2005年07月17日

HINOKIO

招待券をもらったので観てみました。先週公開だったはずなのですが、22日までにほとんどの上映が終わってしまうとのことだったので、慌てて観に行った次第です。
11:45からの回をワーナーで観たのですが、187席あるのに最初から最後まで自分一人しか観客がいませんでした…

肝心の内容ですが、これが良く出来ていました。ロボット(部品にヒノキが使われているからHINOKIO…寒)のCGは走っているシーン以外はほとんど違和感なくうまく合成されていたし、ストーリーそのものも引きこもりの少年を中心に展開するハートウォーミングな話で、純粋に楽しめました。関西テレビが開催した試写会に16人しか来なかったという日経記事もあり(招待券が発送されず処分されたらしい)やはりプロモーション不足でしょうか、非常にもったいない気がします。

母を交通事故で亡くしたサトル(本郷奏多)は、それ以来引きこもりになってしまう。見かねた父親の薫(中村雅敏)は自らが勤める会社で開発したロボットによる代理登校させる。概ねクラスメイトには受け入れられるが、悪ガキトリオのジュン(多部未華子)、丈一(村上雄太)、健太(加藤諒)には手荒いイタズラをされてしまう。
ちなみに健太ってどこかで見た顔だなぁと思いながら観ていたのですが、プロフを見ると「あっぱれさんま大先生」で見ていたことが判明。小さい頃からあの主張ある眉毛だったな、確かに。

唐突に現れるオリジナルのゲーム画面、これも一から作っているようですが、非常に丁寧に(もちろんCGで)作られていました。で、気になったので秋山監督の経歴見ていたら映画「ファイナルファンタジー」のVFX担当だったんですね、納得。
で、このパーガトリー(煉獄)というゲームが現実とリンクしているという設定なのですが、登場人物がFFのキャラぽかったな、思い返せば。

サトルはHINOKIOを通して仲間との交流を持ち、父親にも意思を伝え、少しずつコミュニケーションを図るようになる。当初HINOKIOに好意的だったスミレ(小林涼子)がHINOKIOとジュンの距離が近づくにつれ、HINOKIOを排除しようとする。結局これは最後まで分からなかったのですが、女同士の友情を超えた愛情に近い部分を描きたかったのか?と勝手に想像。

介護用ロボットとして開発されたHINOKIOが、実は軍事用ロボットのプロトタイプだとスミレに告発され、サトルはショックでHINOKIOを電車に飛び込ませてしまう。サトルは自ら感覚フィードバック機能をインストールしていたので、そのせいで脳にダメージを受けてしまう。

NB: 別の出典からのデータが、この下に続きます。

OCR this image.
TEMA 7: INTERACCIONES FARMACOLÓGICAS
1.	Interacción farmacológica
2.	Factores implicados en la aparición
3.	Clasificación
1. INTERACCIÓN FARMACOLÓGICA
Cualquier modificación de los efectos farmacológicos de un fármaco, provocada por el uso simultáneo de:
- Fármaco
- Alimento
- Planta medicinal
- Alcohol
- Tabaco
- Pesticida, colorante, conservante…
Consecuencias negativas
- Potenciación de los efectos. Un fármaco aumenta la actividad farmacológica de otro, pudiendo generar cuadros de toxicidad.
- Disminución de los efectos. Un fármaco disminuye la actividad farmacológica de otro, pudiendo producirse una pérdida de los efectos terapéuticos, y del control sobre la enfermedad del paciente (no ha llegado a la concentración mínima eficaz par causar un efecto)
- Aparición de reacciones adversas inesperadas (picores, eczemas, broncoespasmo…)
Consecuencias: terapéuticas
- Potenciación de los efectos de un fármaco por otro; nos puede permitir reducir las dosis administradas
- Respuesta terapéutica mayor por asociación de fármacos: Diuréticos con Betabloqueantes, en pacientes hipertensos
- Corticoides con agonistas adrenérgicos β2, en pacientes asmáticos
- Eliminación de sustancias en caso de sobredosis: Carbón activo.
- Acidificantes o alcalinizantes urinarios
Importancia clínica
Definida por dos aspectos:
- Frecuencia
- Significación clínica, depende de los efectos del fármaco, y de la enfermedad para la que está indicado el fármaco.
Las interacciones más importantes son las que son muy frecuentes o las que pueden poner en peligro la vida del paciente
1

サトルを救いたい一心でジュンは、ゲームとリンクしている現実社会からサトルを救うために奔走する。この辺はリアリティというよりはファンタジーの世界でしたが。
結局、ジュンのおかげで一旦死んだはずのサトルは甦り、父を恨んでいると思っていた死んだ母に悟され父と和解する。
このシーンもハリウッドに負けないくらいの迫力があり、かつ実写にうまく馴染んだCGが使われていました。

こういった映画が多くの人の目に触れる前に上映が終了してしまうのは、非常に残念だなと見終えた後に素直に思えました。
posted by yu-go at 08:04| Comment(3) | TrackBack(8) | 映画 | このブログの読者になる | 更新情報をチェックする
この記事へのコメント
対抗馬がSWや宇宙戦争ってのはちょっと分が悪いですね。
いい映画なんですが。

ただ監督がいろんな思いを詰め込みすぎて若干中途半端になったのはおしいかも。
軍事ロボットのこと、釣りそこねた巨大魚のこと、
(ゲームとのリンク性もネトゲへの批判も)

とりあえず22日まではトップにバナーを貼っておく事にします。(宣伝部??)
Posted by Ageha at 2005年07月18日 16:25
TBありがとうございました。
いい作品なのに、観客が少ないのはもったいない。
私が観た時も、150席ほどあるのにたった4人でした。
夏休みに入る前に打ち切られるのではと心配です。
Posted by かばっちょ at 2005年07月19日 01:23
>Agehaさん
確かに消化不良な感はありましたね、あれもこれも見せたいという気持ちは良く分かりましたが。
撮影自体は1年前とのことらしいので、あえてSWや宇宙戦争に当てて公開しなくても良かったような…

>かばっちょさん
今週で今公開している劇場の殆どは終わりで、その先はミニシアター系のみの上映だとか。
夏休み、子供たちにこそ見てほしい映画だけに、もし本当だとしたら残念な話ですね。